D code optimization

Guillaume Piolat via Digitalmars-d-learn digitalmars-d-learn at puremagic.com
Thu Sep 22 13:04:39 PDT 2016


Hi,

Interesting question, so I took your examples and made them do 
the same thing with regards to allocation (using malloc instead 
of new in both languages).
I removed the stopwatch to use "time" instead.
Now the programs should do the very same thing.
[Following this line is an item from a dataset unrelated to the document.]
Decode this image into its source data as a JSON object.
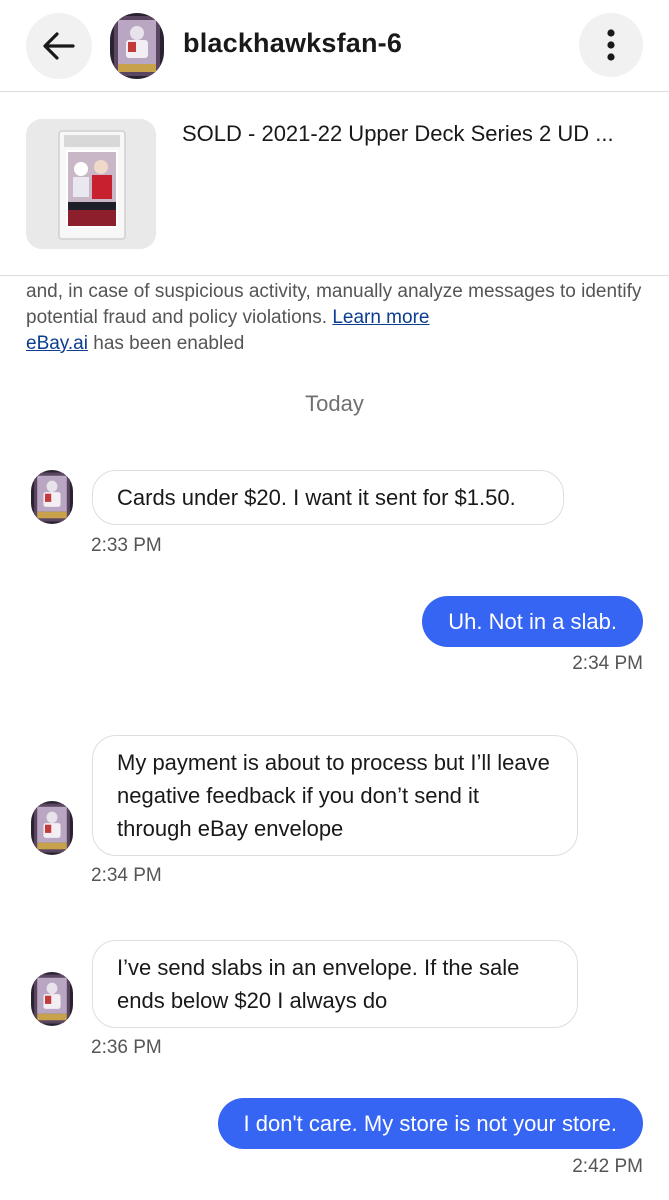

Will they be as 
fast too?


D code:

------------------------ bench.d

import std.stdio, std.math;
import core.stdc.stdlib;
import core.stdc.stdio;

int main() {

     double C=0.0;

     for (int k=0;k<10000;++k) { // iterate 1000x

         double S0 = 100.0;
         double r = 0.03;
         double alpha = 0.07;
         double sigma = 0.2;
         double T = 1.0;
         double strike = 100.0;
         double S = 0.0;


         const int n = 252;

         double dt = T / n;
         double R = exp(r*dt);

         double u = exp(alpha*dt + sigma*sqrt(dt));
         double d = exp(alpha*dt - sigma*sqrt(dt));

         double qU = (R - d) / (R*(u - d));
         double qD = (1 - R*qU) / R;

         double* call = cast(double*)malloc(double.sizeof * (n+1));

         for (int i = 0; i <= n; ++i)  call[i] = fmax(S0*pow(u, 
n-i)*pow(d, i)-strike, 0.0);

         for (int i = n-1; i >= 0 ; --i) {
             for (int j = 0; j <= i; ++j) {
                 call[j] = qU * call[j] + qD * call[j+1];
             }
         }

         C = call[0];
     }
     printf("%f\n", C);

     return 0;
}

------------------------


C++ code


------------------------ bench.cpp

#include <cmath>
#include <cstdlib>
#include <cstdio>

int main() {

     double C=0.0;

     for (int k=0;k<10000;++k) { // iterate 1000x

         double S0 = 100.0;
         double r = 0.03;
         double alpha = 0.07;
         double sigma = 0.2;
         double T = 1.0;
         double strike = 100.0;
         double S = 0.0;


         const int n = 252;

         double dt = T / n;
         double R = exp(r*dt);

         double u = exp(alpha*dt + sigma*sqrt(dt));
         double d = exp(alpha*dt - sigma*sqrt(dt));

         double qU = (R - d) / (R*(u - d));
         double qD = (1 - R*qU) / R;

         double* call = (double*)malloc(sizeof(double) * (n+1));

         for (int i = 0; i <= n; ++i)  call[i] = fmax(S0*pow(u, 
n-i)*pow(d, i)-strike, 0.0);

         for (int i = n-1; i >= 0 ; --i) {
             for (int j = 0; j <= i; ++j) {
                 call[j] = qU * call[j] + qD * call[j+1];
             }
         }

         C = call[0];
     }
     printf("%f\n", C);

     return 0;
}

------------------------


Here is the bench script:


------------------------ bench.sh

#!/bin/sh
ldc2 -O2 bench.d
clang++ -O2 bench.cpp -o bench-cpp;
time ./bench
time ./bench-cpp
time ./bench
time ./bench-cpp
time ./bench
time ./bench-cpp
time ./bench
time ./bench-cpp



------------------------

Note that I use clang-703.0.31 that comes with Xcode 7.3 that is 
based on LLVM 3.8.0 from what I can gather.
Using ldc 1.0.0-b2 which is at LLVM 3.8.0 too! Maybe the backend 
is out of the equation.


The results at -O2 (minimum of 4 samples):

// C++
real	0m0.484s
user	0m0.466s
sys	0m0.011s

// D
real	0m0.390s
user	0m0.373s
sys	0m0.012s


Why is the D code 1.25x as fast as the C++ code if they do the 
same thing?
Well I don't know, I've not analyzed further.